Hypothesis testing in presence of adversaries

Original Title: “Hypothesis testing in presence of adversaries”

Authors: Jorge González-Ortega (ICMAT-CSIC), David Ríos Insua (AXA-ICMAT), Fabrizio Ruggeri (Istituto di Matematica Applicata e Tecnologie Informatiche, CNR) y Refik Soyer (George Washington University)

Source: The American Statistician (2019)

Date of online publication: July 10, 2019

Link: https://doi.org/10.1080/00031305.2019.1630001

 

One of the fundamental problems in statistical inference is hypothesis testing. Although not unaffected by controversy, the problem has been studied in depth from the perspective of the statistical decision theory, both from a frequentist and a bayesian point of view, as a result of the seminal work carried out by Abraham Wald in 1950. In recent years, there has been a growing interest in hypothesis testing problems, in which hostile adversaries distort the observed data in order to confuse the decision maker about the relevant hypothesis, with the aim of attaining some objective. These types of problems often occur in fields such as the processing of adversarial signs, adversarial classification and adversarial machine learning, and they have applications in fields like fraud detection, spam identification and autonomous vehicle guidance. However, most of the approaches to these problems employ techniques based on game theory, and involve unrealistic common knowledge hypotheses in the contexts of security described above.

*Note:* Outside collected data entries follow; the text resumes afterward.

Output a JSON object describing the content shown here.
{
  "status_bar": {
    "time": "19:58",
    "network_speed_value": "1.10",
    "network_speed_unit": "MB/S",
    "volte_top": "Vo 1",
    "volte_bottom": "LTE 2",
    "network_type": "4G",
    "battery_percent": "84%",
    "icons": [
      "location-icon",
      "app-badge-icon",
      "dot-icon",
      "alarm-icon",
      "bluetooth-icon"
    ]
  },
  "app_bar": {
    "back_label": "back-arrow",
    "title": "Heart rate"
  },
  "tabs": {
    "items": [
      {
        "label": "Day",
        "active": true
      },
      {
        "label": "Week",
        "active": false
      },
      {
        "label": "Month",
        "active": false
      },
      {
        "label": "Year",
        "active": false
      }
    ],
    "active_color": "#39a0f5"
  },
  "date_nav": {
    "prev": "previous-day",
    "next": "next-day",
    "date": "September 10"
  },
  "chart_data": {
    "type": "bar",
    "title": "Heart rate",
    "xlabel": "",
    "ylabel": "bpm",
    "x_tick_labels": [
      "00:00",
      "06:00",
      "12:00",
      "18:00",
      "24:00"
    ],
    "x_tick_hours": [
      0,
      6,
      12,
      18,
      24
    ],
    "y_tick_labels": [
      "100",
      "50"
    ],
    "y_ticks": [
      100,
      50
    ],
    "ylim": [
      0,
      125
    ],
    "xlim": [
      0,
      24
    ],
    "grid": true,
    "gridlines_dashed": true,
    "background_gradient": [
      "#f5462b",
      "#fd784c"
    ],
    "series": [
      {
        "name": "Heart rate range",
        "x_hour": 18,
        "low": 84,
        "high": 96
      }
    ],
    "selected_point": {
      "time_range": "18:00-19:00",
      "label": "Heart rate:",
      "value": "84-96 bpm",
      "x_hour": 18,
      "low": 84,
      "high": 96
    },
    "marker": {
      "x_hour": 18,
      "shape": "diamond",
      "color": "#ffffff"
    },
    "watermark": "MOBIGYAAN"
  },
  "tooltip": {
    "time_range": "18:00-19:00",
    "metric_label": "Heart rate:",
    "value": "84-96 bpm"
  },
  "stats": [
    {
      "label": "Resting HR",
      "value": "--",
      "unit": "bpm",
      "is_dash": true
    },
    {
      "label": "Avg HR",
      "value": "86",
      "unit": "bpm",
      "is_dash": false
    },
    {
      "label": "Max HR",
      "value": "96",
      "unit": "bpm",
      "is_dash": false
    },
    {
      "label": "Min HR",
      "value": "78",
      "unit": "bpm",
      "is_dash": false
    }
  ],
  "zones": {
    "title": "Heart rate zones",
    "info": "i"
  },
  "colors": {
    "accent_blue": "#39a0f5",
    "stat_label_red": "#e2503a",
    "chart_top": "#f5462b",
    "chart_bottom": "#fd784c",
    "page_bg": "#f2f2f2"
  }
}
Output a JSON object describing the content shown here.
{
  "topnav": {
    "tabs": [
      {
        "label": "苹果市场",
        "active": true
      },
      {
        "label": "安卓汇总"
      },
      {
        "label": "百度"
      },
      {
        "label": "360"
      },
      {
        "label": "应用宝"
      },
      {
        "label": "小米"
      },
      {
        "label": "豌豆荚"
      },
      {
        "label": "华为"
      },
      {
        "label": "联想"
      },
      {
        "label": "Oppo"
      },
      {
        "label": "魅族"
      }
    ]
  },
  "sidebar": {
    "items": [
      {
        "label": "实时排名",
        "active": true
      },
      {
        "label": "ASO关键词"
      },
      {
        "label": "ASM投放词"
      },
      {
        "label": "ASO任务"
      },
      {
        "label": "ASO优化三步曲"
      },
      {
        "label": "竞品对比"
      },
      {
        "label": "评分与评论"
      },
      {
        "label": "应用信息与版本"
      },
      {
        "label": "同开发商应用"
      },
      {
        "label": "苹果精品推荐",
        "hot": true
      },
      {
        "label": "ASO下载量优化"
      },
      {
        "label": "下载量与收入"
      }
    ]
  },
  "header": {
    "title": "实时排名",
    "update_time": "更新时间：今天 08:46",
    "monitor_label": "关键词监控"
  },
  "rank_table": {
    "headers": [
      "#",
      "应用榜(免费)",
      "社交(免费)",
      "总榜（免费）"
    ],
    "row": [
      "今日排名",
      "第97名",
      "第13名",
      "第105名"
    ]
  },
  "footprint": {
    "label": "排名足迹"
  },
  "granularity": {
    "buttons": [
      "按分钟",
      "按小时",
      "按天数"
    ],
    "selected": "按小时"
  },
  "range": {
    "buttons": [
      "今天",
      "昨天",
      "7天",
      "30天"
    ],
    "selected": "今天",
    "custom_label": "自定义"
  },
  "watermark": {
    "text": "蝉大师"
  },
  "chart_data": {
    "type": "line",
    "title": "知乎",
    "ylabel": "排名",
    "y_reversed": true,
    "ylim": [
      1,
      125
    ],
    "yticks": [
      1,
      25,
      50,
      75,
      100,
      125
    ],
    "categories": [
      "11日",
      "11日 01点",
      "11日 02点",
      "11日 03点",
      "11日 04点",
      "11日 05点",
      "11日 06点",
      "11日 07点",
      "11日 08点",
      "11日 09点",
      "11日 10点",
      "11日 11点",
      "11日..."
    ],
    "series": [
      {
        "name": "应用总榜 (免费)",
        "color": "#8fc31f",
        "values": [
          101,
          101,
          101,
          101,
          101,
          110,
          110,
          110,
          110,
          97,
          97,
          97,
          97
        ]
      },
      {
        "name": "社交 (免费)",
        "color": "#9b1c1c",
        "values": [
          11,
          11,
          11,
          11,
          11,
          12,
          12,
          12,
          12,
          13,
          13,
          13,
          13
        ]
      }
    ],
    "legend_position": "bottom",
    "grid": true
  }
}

In this paper, Jorge González-Ortega, David Ríos Insua, Fabrizio Ruggeri and Refik Soyer propose an alternative general approach to the problem of adversarial hypothesis testing based on concepts belonging to adversarial risk analysis. They consider an agent (the defender) who must decide which is the most appropriate hypothesis on the basis of observations that may have been distorted by another agent (the attacker). They study the problem from the point of view of the defender, and to do that they formulate a bayesian decision making problem that requires the prediction of what decision the attacker will make, taking into account the uncertainty regarding the preferences and beliefs of the said attacker; to that end, they employ the adversarial statistical decision theory.  Furthermore, they illustrate their results with a specific binary hypothesis testing problem regarding the monitoring of spam. They also discuss several alternative applications.